About a dozen lawyers, including four publicly paid Crown prosecutors, were left milling around outside the courtroom at the Vancouver Law Courts on Monday.

A statement from the Ministry of Attorney General said Vancouver Law Courts's sheriffs had to prioritize staffing May 27 because there were two jury trials running at the courthouse.

“The ministry is working hard to ensure our courts are appropriately staffed and we will continue to make improvements,” the statement said. “Sheriffs are a critical part of our justice system and are integral in ensuring people have safe access to court services.”

One case involved an appearance by Pascal Jean Claude Bouthillete. He and Sandy Jack Parisian were accused in the death of 78-year-old Usha Singh.

Singh, who lived alone, was found badly beaten in her house on Jan. 31, 2021. Vancouver police said two men gained entry to Singh’s Little Mountain home around 6 a.m. by posing as police officers. 

Singh succumbed to her injuries in hospital two days later. Parisian and Bouthillete were arrested on Feb. 3, 2021.

The conspiracy to commit murder case involves multiple accused. Two men are facing the court together while a third is facing the charges separately. Due to a series of publication bans in the case and the separate trials, Glacier Media has chosen not to publish details at this time.

Court delays in B.C.’s justice system due to sheriff shortages have become more common in recent years. Thirty-one courtrooms were closed in Abbotsford, North Vancouver, Port Coquitlam and Surrey between Aug. 14 and Sept. 13, 2023. Earlier in 2023, sources told Glacier Media courtroom closures included those in Vancouver, Abbotsford, Port Coquitlam, Surrey, Victoria, Chilliwack and Kamloops.

Concerns have already been expressed before judges and by judges that delays could begin to hamper people's right to a trial within a reasonable time period.
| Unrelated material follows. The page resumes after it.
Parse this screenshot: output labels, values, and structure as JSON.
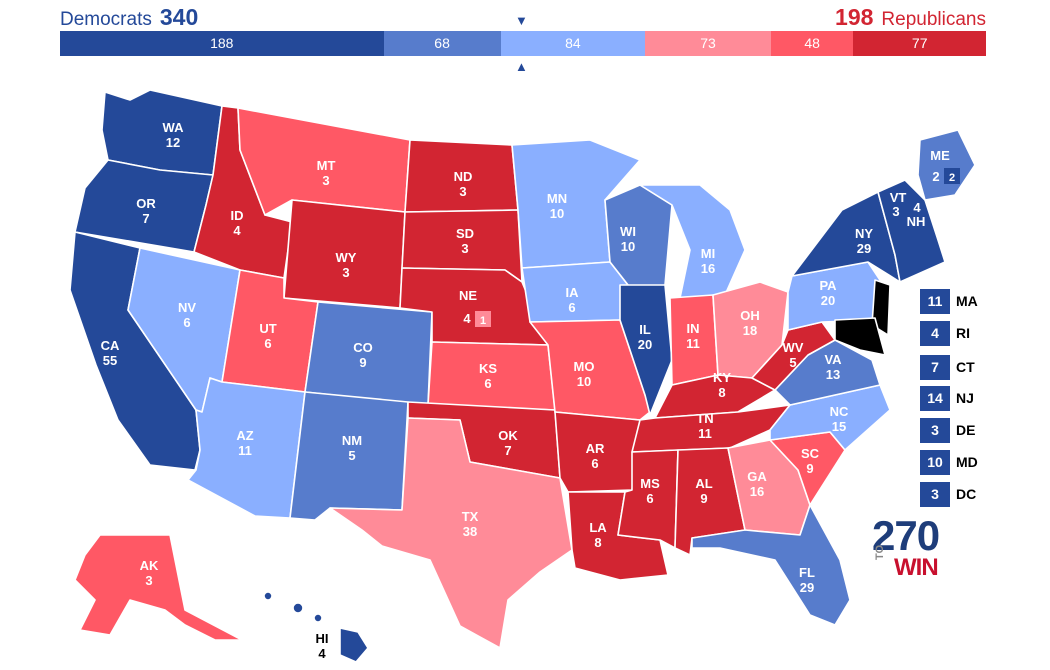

This comes before the courts as lawyers begin mentioning the application of the so-called Jordan principles whereby that right is upheld. The Jordan principles stem from a case that wound up in the Supreme Court of Canada. Stays of proceedings are possible if a case hits a ceiling of 18 months for those tried in the provincial court and 30 months for cases in superior courts.

On the May 27 Vancouver Provincial Court list alone, there were 32 cases listed in excess of 300 days (or nearly 10 months).

“Delay attributable to or waived by the defence does not count towards the presumptive ceiling,” the high court said.

Attorney General Nikki Sharma has acknowledged the problems created by the shortage and stressed the provincial government is working on recruiting new sheriffs. In February, Sharma announced the addition of 13 new deputies

"Everyone who uses the court system expects it to run safely and smoothly," Sharma said in a statement at the time. "Sheriffs provide critical protective and enforcement services for the judiciary, Crown, defence, court staff and the public. That's why it's so encouraging that more people than ever are applying to join the BC Sheriff Service." 

Getting those recruits to courtrooms, however, does take time as they need to undergo training at the Justice Institute of BC.

Still, the ministry said, ongoing recruitment and retention challenges are impacting the service but ongoing work is having a positive impact.

As a result of targeted marketing campaigns, an August 2023 sheriff job posting brought in 624 applicants.

The ministry said the spring 2024 class has 59 recruits attending training (35 started on March 11, and 24 started on April 15). The March class will be graduating on June 18, 2024, and joining the staffing complement on July 15. The April class will be graduating on July 11, 2024, and joining the staffing complement Aug. 6.

“The spring 2024 class has been the largest class in recent memory,” the ministry said.

"In addition, the December 2023 job posting that closed on Jan. 19, 2024 brought in 829 applicants," the ministry said. “These applicants are currently undergoing the screening and assessment stages of the application process, with successful candidates starting training in July 2024."

“The most recent posting closed on April 26, 2024 with 533 applicants, and will have a class of 24 recruits starting (sheriff recruitment training) in November 2024," the statement noted.